42 && rm -rf /var/lib/apt/lists/* \ 43 && sed -i -e 's/minFreeSpace = 5000/minFreeSpace = 500/' /var/opt/splunk/etc/system/default/server.conf
Replacing the server.conf minFreeSpace variable means indexing will keep running until you have only 500mb free, which is easier to swing than 5GB. If you need to change it further, you can, but at that point its probably better just to make a bigger disk.
For this example, I’ve created a /data directory and copied my VM’s /var/log/ directory into it just so we have some data to work with. To run the image, clone the repo, cd into the enterprise directory and do:
docker build -t splunkminfree . <let it run and build> docker run -d -e "SPLUNK_START_ARGS=--accept-license" -e "SPLUNK_USER=root" -p "8000:8000" -v /data:/root/ splunkminfree
If you watch the build happen, you can see where docker replaced the config file as it was building the image.

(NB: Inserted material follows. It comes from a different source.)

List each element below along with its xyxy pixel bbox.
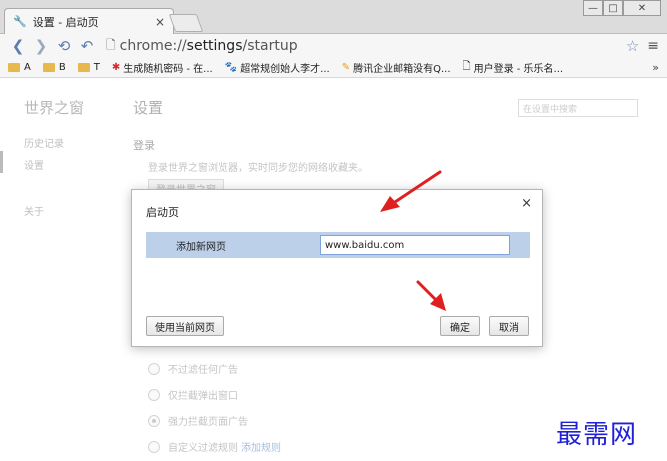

If you did it right, you’ll have a container available at your VM IP on port 8000. It takes a minute or two to start up and you may have to enable port forwarding if your VM is NATed and not bridged. Once you update the default password, you’re at the start screen!
If we check our settings page, we can see our sed we did in the Dockerfile took place before execution, so we don’t need to restart the Splunk service, it booted up with our changes in place. This is important because if you do your changes as part of the entrypoint.sh script or elsewhere that’s not in the Dockerfile, your container can start up services before changes are made, making you restart them to get where you wanted to be to begin with.
So now we have a working splunk instance, it loaded data at /data, and we can search it. You can change the destination mount directory to whatever you want, but since I sent it to the root user’s home folder, I need to find it there.
Indexing will take a little bit depending on how much data you have, but there it is! You can now do all the wonderful things you can usually do in Splunk.
I think that’s all I want to go over for now. I’ll do a part 2 on this soon and go over Cyberchef.